While those of us in the UK worry about risks to our internet security posed by the Snooper’s Charter and the calls for removing or weakening encryption in the wake of the recent terrorist attacks, Kazakhstan is one step ahead of the west. After January 1st 2016, every internet capable device in the country will be required to install a “national security certificate”, which will allow the government to gain access to its communications, whether they are encrypted or not. In order to help enforce the requirement, ISPs and network carriers must keep records of users that do and don’t install the certificate code, making it almost impossible to avoid it if you want to access the internet.
There are many risks with implementing such a backdoor on a nationwide level. As well as allowing the government to potentially keep tabs on those who would challenge the current government, the backdoor could also be misused by unscrupulous parties for the own ends, whether it is criminals finding a way to misuse the backdoor to access sensitive date or even opening its citizens up to surveillance or cyber attacks from other nations.

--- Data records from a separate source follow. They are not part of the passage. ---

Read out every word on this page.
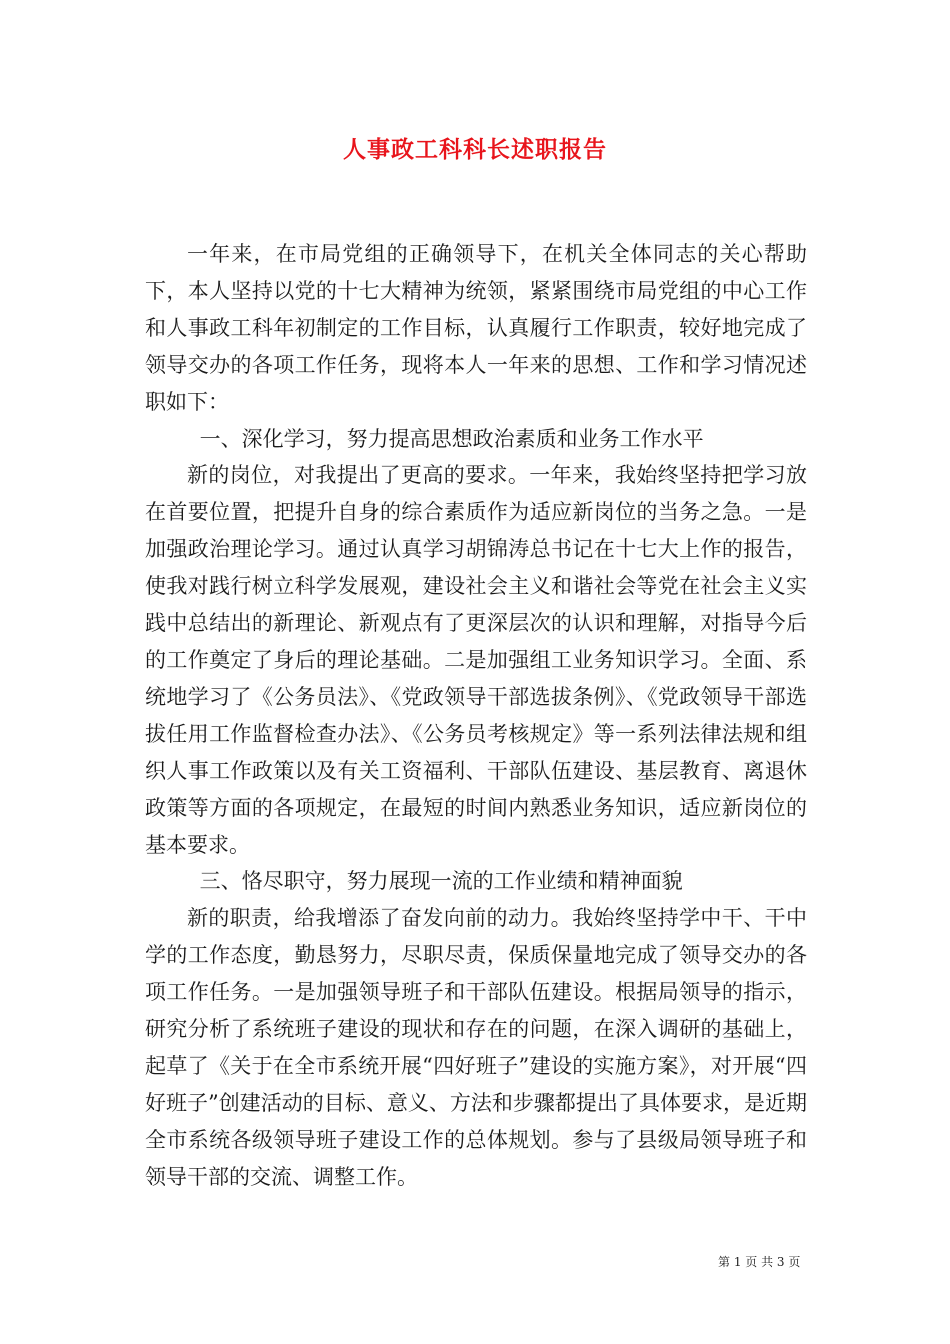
人事政工科科长述职报告

一年来，在市局党组的正确领导下，在机关全体同志的关心帮助下，本人坚持以党的十七大精神为统领，紧紧围绕市局党组的中心工作和人事政工科年初制定的工作目标，认真履行工作职责，较好地完成了领导交办的各项工作任务，现将本人一年来的思想、工作和学习情况述职如下：

一、深化学习，努力提高思想政治素质和业务工作水平

新的岗位，对我提出了更高的要求。一年来，我始终坚持把学习放在首要位置，把提升自身的综合素质作为适应新岗位的当务之急。一是加强政治理论学习。通过认真学习胡锦涛总书记在十七大上作的报告，使我对践行树立科学发展观，建设社会主义和谐社会等党在社会主义实践中总结出的新理论、新观点有了更深层次的认识和理解，对指导今后的工作奠定了身后的理论基础。二是加强组工业务知识学习。全面、系统地学习了《公务员法》、《党政领导干部选拔条例》、《党政领导干部选拔任用工作监督检查办法》、《公务员考核规定》等一系列法律法规和组织人事工作政策以及有关工资福利、干部队伍建设、基层教育、离退休政策等方面的各项规定，在最短的时间内熟悉业务知识，适应新岗位的基本要求。

三、恪尽职守，努力展现一流的工作业绩和精神面貌

新的职责，给我增添了奋发向前的动力。我始终坚持学中干、干中学的工作态度，勤恳努力，尽职尽责，保质保量地完成了领导交办的各项工作任务。一是加强领导班子和干部队伍建设。根据局领导的指示，研究分析了系统班子建设的现状和存在的问题，在深入调研的基础上，起草了《关于在全市系统开展“四好班子”建设的实施方案》，对开展“四好班子”创建活动的目标、意义、方法和步骤都提出了具体要求，是近期全市系统各级领导班子建设工作的总体规划。参与了县级局领导班子和领导干部的交流、调整工作。

第 1 页 共 3 页
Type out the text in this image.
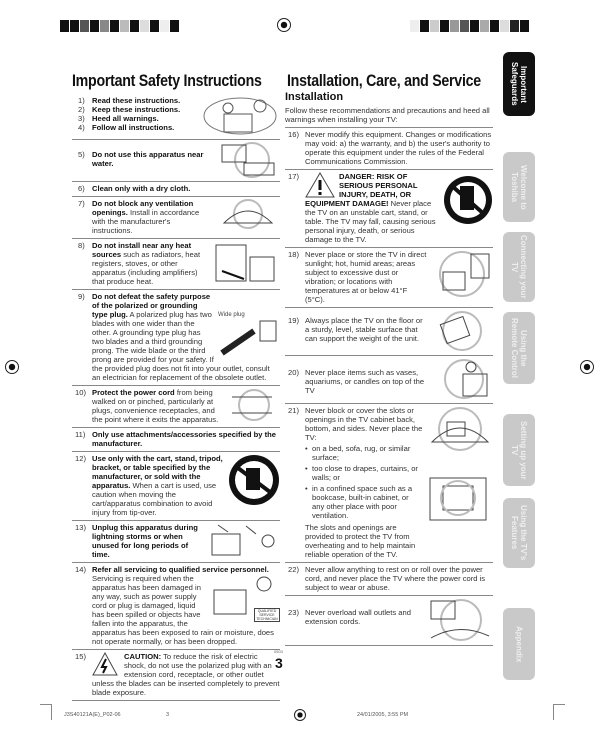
Important Safety Instructions
1) Read these instructions.
2) Keep these instructions.
3) Heed all warnings.
4) Follow all instructions.
5) Do not use this apparatus near water.
6) Clean only with a dry cloth.
7) Do not block any ventilation openings. Install in accordance with the manufacturer's instructions.
8) Do not install near any heat sources such as radiators, heat registers, stoves, or other apparatus (including amplifiers) that produce heat.
9)
Wide plug
Do not defeat the safety purpose of the polarized or grounding type plug. A polarized plug has two blades with one wider than the other. A grounding type plug has two blades and a third grounding prong. The wide blade or the third prong are provided for your safety. If the provided plug does not fit into your outlet, consult an electrician for replacement of the obsolete outlet.
10) Protect the power cord from being walked on or pinched, particularly at plugs, convenience receptacles, and the point where it exits the apparatus.
11) Only use attachments/accessories specified by the manufacturer.
12) Use only with the cart, stand, tripod, bracket, or table specified by the manufacturer, or sold with the apparatus. When a cart is used, use caution when moving the cart/apparatus combination to avoid injury from tip-over.
13) Unplug this apparatus during lightning storms or when unused for long periods of time.
14) Refer all servicing to qualified service personnel.
QUALIFIED SERVICE TECHNICIAN
Servicing is required when the apparatus has been damaged in any way, such as power supply cord or plug is damaged, liquid has been spilled or objects have fallen into the apparatus, the apparatus has been exposed to rain or moisture, does not operate normally, or has been dropped.
15)	CAUTION: To reduce the risk of electric shock, do not use the polarized plug with an extension cord, receptacle, or other outlet unless the blades can be inserted completely to prevent blade exposure.
Installation, Care, and Service
Installation
Follow these recommendations and precautions and heed all warnings when installing your TV:
16) Never modify this equipment. Changes or modifications may void: a) the warranty, and b) the user's authority to operate this equipment under the rules of the Federal Communications Commission.
17)	DANGER: RISK OF SERIOUS PERSONAL INJURY, DEATH, OR EQUIPMENT DAMAGE! Never place the TV on an unstable cart, stand, or table. The TV may fall, causing serious personal injury, death, or serious damage to the TV.
18) Never place or store the TV in direct sunlight; hot, humid areas; areas subject to excessive dust or vibration; or locations with temperatures at or below 41°F (5°C).
19) Always place the TV on the floor or a sturdy, level, stable surface that can support the weight of the unit.
20) Never place items such as vases, aquariums, or candles on top of the TV

21) Never block or cover the slots or openings in the TV cabinet back, bottom, and sides. Never place the TV:
• on a bed, sofa, rug, or similar surface;
• too close to drapes, curtains, or walls; or
• in a confined space such as a bookcase, built-in cabinet, or any other place with poor ventilation.
The slots and openings are provided to protect the TV from overheating and to help maintain reliable operation of the TV.
22) Never allow anything to rest on or roll over the power cord, and never place the TV where the power cord is subject to wear or abuse.
23) Never overload wall outlets and extension cords.
0503
3
Important Safeguards
Welcome to Toshiba
Connecting your TV
Using the Remote Control
Setting up your TV
Using the TV's Features
Appendix
J3S40121A(E)_P02-06	3	24/01/2005, 3:55 PM
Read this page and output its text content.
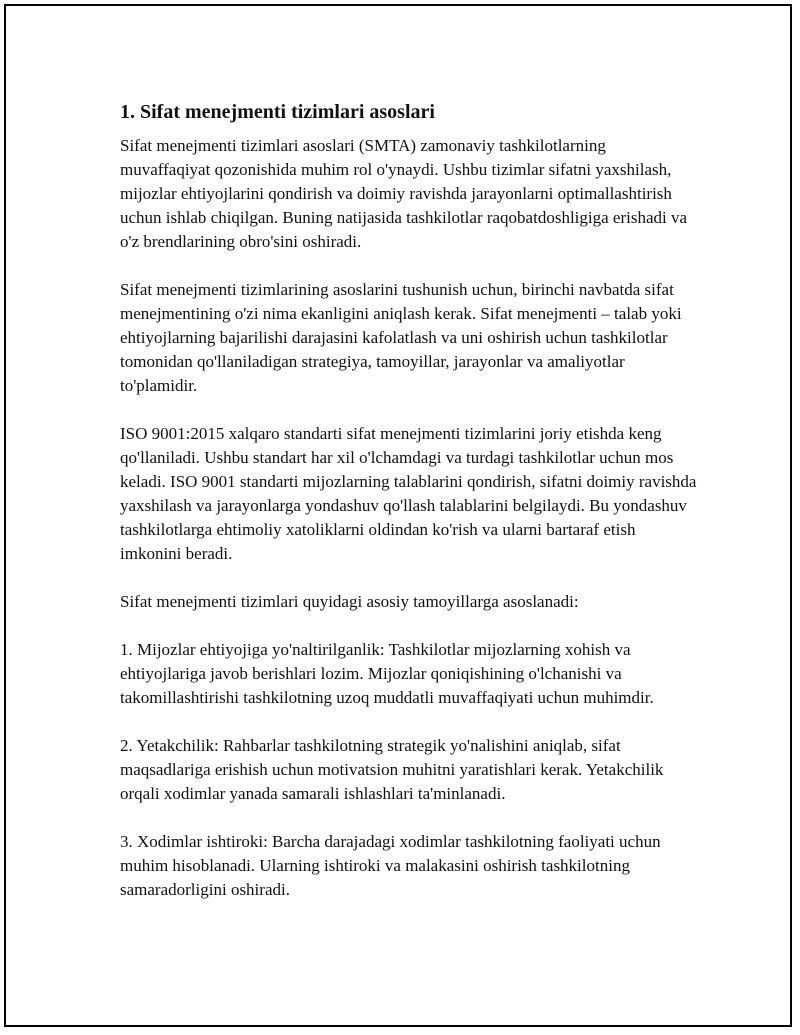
1. Sifat menejmenti tizimlari asoslari

Sifat menejmenti tizimlari asoslari (SMTA) zamonaviy tashkilotlarning muvaffaqiyat qozonishida muhim rol o'ynaydi. Ushbu tizimlar sifatni yaxshilash, mijozlar ehtiyojlarini qondirish va doimiy ravishda jarayonlarni optimallashtirish uchun ishlab chiqilgan. Buning natijasida tashkilotlar raqobatdoshligiga erishadi va o'z brendlarining obro'sini oshiradi.

Sifat menejmenti tizimlarining asoslarini tushunish uchun, birinchi navbatda sifat menejmentining o'zi nima ekanligini aniqlash kerak. Sifat menejmenti – talab yoki ehtiyojlarning bajarilishi darajasini kafolatlash va uni oshirish uchun tashkilotlar tomonidan qo'llaniladigan strategiya, tamoyillar, jarayonlar va amaliyotlar to'plamidir.

ISO 9001:2015 xalqaro standarti sifat menejmenti tizimlarini joriy etishda keng qo'llaniladi. Ushbu standart har xil o'lchamdagi va turdagi tashkilotlar uchun mos keladi. ISO 9001 standarti mijozlarning talablarini qondirish, sifatni doimiy ravishda yaxshilash va jarayonlarga yondashuv qo'llash talablarini belgilaydi. Bu yondashuv tashkilotlarga ehtimoliy xatoliklarni oldindan ko'rish va ularni bartaraf etish imkonini beradi.

Sifat menejmenti tizimlari quyidagi asosiy tamoyillarga asoslanadi:

1. Mijozlar ehtiyojiga yo'naltirilganlik: Tashkilotlar mijozlarning xohish va ehtiyojlariga javob berishlari lozim. Mijozlar qoniqishining o'lchanishi va takomillashtirishi tashkilotning uzoq muddatli muvaffaqiyati uchun muhimdir.

2. Yetakchilik: Rahbarlar tashkilotning strategik yo'nalishini aniqlab, sifat maqsadlariga erishish uchun motivatsion muhitni yaratishlari kerak. Yetakchilik orqali xodimlar yanada samarali ishlashlari ta'minlanadi.

3. Xodimlar ishtiroki: Barcha darajadagi xodimlar tashkilotning faoliyati uchun muhim hisoblanadi. Ularning ishtiroki va malakasini oshirish tashkilotning samaradorligini oshiradi.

The requirement of using the certificate is shaky too, as while it is designed to work on Windows, Mac OSX, Android and iOS, it has no provision for users of Linux. And there could be problems if the certificate were to be revoked, or become incompatible with future versions of operating systems. Were someone wishing not to play by the rules, they could find ways to encrypt data that the backdoor won’t reveal or spoof their usage of it.
In this day and age, where internet security is a topic of hot debate, it will be interesting to see how well these backdoors work for Kazakhstan or whether they do more harm than good.